Curitiba - A onda de denúncias e escândalos envolvendo políticos em Brasília deve repercutir nos trabalhos da Assembléia Legislativa, que retorna aos trabalhos na próxima segunda-feira. A avaliação é do deputado estadual Plauto Miró (PFL), que acredita que o número de investigações sobre os atos da administração pública em todos os níveis irá aumentar.
''A sociedade quer o fim da corrupção em todas as esferas: federal, estadual e municipal. Essa cobrança com certeza irá repercutir não só na Assembléia Legislativa mas também nas Câmaras de Vereadores'', acredita Plauto.
Os parlamentares paranaenses estarão com o ''caminho aberto'' para criar novas Comissões Parlamentares de Inquérito (CPIs) no segundo semestre. Com o encerramento das CPIs da Reforma Agrária e do Porto de Paranaguá em junho, a Assembléia não tem nenhuma comissão de inquérito instalada no momento. Pelo regimento interno da Casa, há espaço para a criação de até cinco CPIs simultâneas no segundo semestre.

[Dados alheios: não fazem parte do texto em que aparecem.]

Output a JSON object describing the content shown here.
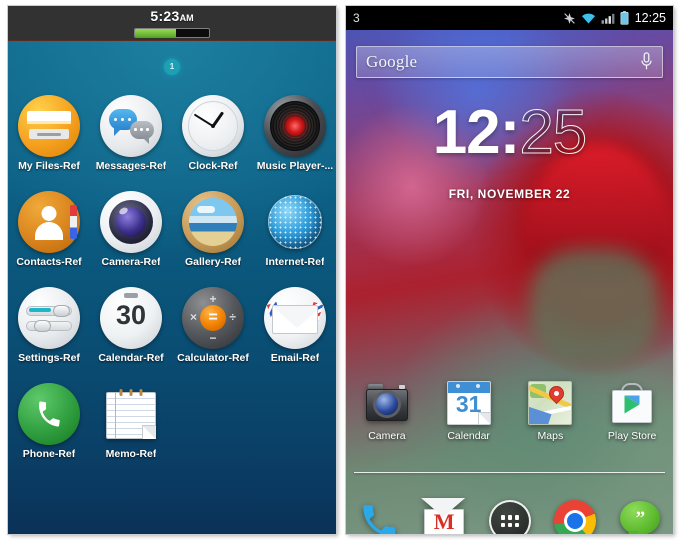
{
  "left_phone": {
    "status_bar": {
      "time": "5:23",
      "ampm": "AM",
      "battery_icon": "battery-bar-icon",
      "battery_level_percent": 55
    },
    "page_indicator": {
      "label": "1",
      "name": "page-indicator-badge"
    },
    "apps": [
      [
        {
          "label": "My Files-Ref",
          "icon": "my-files-icon"
        },
        {
          "label": "Messages-Ref",
          "icon": "messages-icon"
        },
        {
          "label": "Clock-Ref",
          "icon": "clock-icon"
        },
        {
          "label": "Music Player-...",
          "icon": "music-player-icon"
        }
      ],
      [
        {
          "label": "Contacts-Ref",
          "icon": "contacts-icon"
        },
        {
          "label": "Camera-Ref",
          "icon": "camera-icon"
        },
        {
          "label": "Gallery-Ref",
          "icon": "gallery-icon"
        },
        {
          "label": "Internet-Ref",
          "icon": "internet-icon"
        }
      ],
      [
        {
          "label": "Settings-Ref",
          "icon": "settings-icon"
        },
        {
          "label": "Calendar-Ref",
          "icon": "calendar-icon",
          "badge": "30"
        },
        {
          "label": "Calculator-Ref",
          "icon": "calculator-icon",
          "badge": "="
        },
        {
          "label": "Email-Ref",
          "icon": "email-icon"
        }
      ],
      [
        {
          "label": "Phone-Ref",
          "icon": "phone-icon"
        },
        {
          "label": "Memo-Ref",
          "icon": "memo-icon"
        },
        {
          "label": "",
          "icon": ""
        },
        {
          "label": "",
          "icon": ""
        }
      ]
    ],
    "colors": {
      "status_bar": "#323232",
      "wallpaper_top": "#10688c",
      "wallpaper_bottom": "#0b3157"
    }
  },
  "right_phone": {
    "status_bar": {
      "left_text": "3",
      "icons": [
        "gps-off-icon",
        "wifi-icon",
        "signal-bars-icon",
        "battery-icon"
      ],
      "time": "12:25"
    },
    "search_widget": {
      "label": "Google",
      "placeholder": "Google",
      "mic_icon": "microphone-icon"
    },
    "clock_widget": {
      "hours": "12",
      "separator": ":",
      "minutes": "25",
      "date": "FRI, NOVEMBER 22"
    },
    "home_apps": [
      {
        "label": "Camera",
        "icon": "camera-icon"
      },
      {
        "label": "Calendar",
        "icon": "calendar-icon",
        "badge": "31"
      },
      {
        "label": "Maps",
        "icon": "maps-icon"
      },
      {
        "label": "Play Store",
        "icon": "play-store-icon"
      }
    ],
    "dock": [
      {
        "label": "Phone",
        "icon": "phone-dialer-icon"
      },
      {
        "label": "Gmail",
        "icon": "gmail-icon",
        "glyph": "M"
      },
      {
        "label": "Apps",
        "icon": "app-drawer-icon"
      },
      {
        "label": "Chrome",
        "icon": "chrome-icon"
      },
      {
        "label": "Hangouts",
        "icon": "hangouts-icon",
        "glyph": "”"
      }
    ],
    "colors": {
      "status_bar": "#000000",
      "accent_red": "#c71d2a",
      "accent_green": "#6f8a76"
    }
  }
}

O próprio Plauto pretende viabilizar a instalação de uma nova comissão a partir de julho: a CPI dos Bingos. ''Eu havia proposto a criação dessa CPI para investigar as denúncias de que os bingos teriam financiado a campanha do governador Roberto Requião (PMDB) ainda no primeiro semestre, mas não obtive as 18 assinaturas necessárias para sua instalação. Com as recentes investigações sore os bingos e as denúncias de caixa 2 em campanhas eleitorais em Brasília, espero conseguir sensibilizar os deputados e atingir o número de assinaturas necessárias'', explicou Plauto.
Para atingir seu objetivo, Plauto espera que a bancada de oposição na Assembléia aumente nos próximos meses. ''Hoje temos sete ou oito integrantes. Mas há a expectativa que, com a proximidade das eleições do ano que vem, mais deputados juntem-se a oposição'', ressaltou Plauto. Recentemente, quatro deputados do PPS declararam sua independência em relação ao Palácio Iguaçu já em virtude de disputas eleitorais relativas a 2006. O PT também ameaça com um distanciamento maior de Requião a partir do segundo semestre.

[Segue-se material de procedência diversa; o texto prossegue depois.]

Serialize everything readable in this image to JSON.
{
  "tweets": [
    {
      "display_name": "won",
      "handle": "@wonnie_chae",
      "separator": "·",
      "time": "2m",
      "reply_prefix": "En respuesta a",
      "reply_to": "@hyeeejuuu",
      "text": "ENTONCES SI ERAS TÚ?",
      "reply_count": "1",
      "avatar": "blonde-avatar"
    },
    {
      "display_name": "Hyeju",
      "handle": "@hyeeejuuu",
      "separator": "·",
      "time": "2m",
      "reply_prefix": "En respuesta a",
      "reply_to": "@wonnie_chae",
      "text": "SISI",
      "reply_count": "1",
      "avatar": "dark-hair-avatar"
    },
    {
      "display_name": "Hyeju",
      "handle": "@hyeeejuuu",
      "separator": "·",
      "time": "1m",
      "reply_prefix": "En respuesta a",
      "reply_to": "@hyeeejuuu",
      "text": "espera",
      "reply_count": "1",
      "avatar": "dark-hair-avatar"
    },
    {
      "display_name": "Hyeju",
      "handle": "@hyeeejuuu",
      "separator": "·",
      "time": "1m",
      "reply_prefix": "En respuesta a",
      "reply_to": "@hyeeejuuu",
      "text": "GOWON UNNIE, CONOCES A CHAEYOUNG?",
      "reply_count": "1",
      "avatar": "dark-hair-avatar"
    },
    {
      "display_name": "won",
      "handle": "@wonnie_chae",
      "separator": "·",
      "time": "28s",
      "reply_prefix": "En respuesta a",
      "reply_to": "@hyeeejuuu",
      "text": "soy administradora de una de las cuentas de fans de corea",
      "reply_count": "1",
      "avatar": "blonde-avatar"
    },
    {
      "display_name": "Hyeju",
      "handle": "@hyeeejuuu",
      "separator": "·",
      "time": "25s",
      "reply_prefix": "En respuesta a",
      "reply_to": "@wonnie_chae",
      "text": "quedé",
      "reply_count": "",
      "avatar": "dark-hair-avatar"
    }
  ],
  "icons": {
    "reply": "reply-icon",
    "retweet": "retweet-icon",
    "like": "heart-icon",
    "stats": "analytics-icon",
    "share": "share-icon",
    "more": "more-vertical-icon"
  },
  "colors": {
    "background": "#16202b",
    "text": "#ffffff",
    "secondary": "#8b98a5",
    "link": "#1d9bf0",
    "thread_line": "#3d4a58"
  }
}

Até agora, a única CPI prevista para começar os trabalhos em agosto é a do Fundo do Desenvolvimento do Estado (FDE), proposta pelo deputado Neivo Beraldin (PDT). Segundo Beraldin, o FDE foi utilizado para conceder benefícios ilegais a grandes empresas, como as montadoras Audi e Renault. Outra possibilidade, embora remota, é uma CPI para investigar os gastos dos governos Jaime Lerner (PSB) e Requião com publicidade. Com frequência, deputados da oposição e da base governista ameaçam instalar uma CPI da Publicidade para verificar qual dos dois governantes gastou mais e como foram realizados os gastos. Mas como as investigações poderiam respingar para os dois lados, a instalação da CPI é sucessivamente postergada.

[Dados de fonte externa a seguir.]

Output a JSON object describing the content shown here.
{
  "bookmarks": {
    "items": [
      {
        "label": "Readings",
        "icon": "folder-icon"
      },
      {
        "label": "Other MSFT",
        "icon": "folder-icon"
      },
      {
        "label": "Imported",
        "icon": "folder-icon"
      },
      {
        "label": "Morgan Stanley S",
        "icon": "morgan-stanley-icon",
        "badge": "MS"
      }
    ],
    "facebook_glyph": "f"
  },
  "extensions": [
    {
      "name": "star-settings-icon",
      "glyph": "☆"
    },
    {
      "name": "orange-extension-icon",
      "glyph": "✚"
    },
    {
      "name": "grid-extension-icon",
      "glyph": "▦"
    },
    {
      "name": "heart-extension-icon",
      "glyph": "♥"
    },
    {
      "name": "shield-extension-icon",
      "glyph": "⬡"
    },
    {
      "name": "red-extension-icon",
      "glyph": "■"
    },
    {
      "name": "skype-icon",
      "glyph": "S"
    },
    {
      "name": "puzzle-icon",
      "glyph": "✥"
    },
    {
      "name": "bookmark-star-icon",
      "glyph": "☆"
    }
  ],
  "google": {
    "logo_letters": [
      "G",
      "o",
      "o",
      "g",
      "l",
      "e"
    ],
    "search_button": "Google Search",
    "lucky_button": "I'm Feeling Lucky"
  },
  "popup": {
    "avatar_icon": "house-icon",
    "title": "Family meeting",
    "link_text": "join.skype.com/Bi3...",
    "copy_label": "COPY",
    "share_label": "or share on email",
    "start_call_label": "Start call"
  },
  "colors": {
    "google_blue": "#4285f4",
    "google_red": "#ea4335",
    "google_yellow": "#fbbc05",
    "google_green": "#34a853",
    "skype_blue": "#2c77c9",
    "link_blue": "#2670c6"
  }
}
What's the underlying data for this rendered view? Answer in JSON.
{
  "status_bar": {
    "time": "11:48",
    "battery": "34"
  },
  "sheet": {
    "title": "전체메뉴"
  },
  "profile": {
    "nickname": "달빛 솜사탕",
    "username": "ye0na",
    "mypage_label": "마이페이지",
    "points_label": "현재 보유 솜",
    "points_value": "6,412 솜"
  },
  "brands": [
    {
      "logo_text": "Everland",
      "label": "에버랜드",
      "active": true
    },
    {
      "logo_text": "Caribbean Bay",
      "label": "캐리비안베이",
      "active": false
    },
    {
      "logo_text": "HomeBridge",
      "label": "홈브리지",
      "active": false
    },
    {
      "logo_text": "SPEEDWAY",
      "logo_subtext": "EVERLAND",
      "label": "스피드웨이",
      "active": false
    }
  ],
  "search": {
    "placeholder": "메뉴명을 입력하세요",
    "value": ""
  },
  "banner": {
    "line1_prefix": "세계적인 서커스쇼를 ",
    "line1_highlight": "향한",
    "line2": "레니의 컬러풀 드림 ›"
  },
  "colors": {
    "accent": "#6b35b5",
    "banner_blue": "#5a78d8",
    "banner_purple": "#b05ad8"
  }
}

Outro ponto que pode render pano para a manga no segundo semestre são as investigações dentro da própria Assembléia. Em junho, denúncias de funcionários fantasmas (nos gabinetes dos ex-deputados Luiz Carlos Zuk e Felipe Lucas) agitaram os bastidores do Legislativo paranaense. O Ministério Público investiga pelo menos duas dezenas de casos semelhantes, o que pode aumentar a temperatura da Assembléia caso venham a ser comprovados.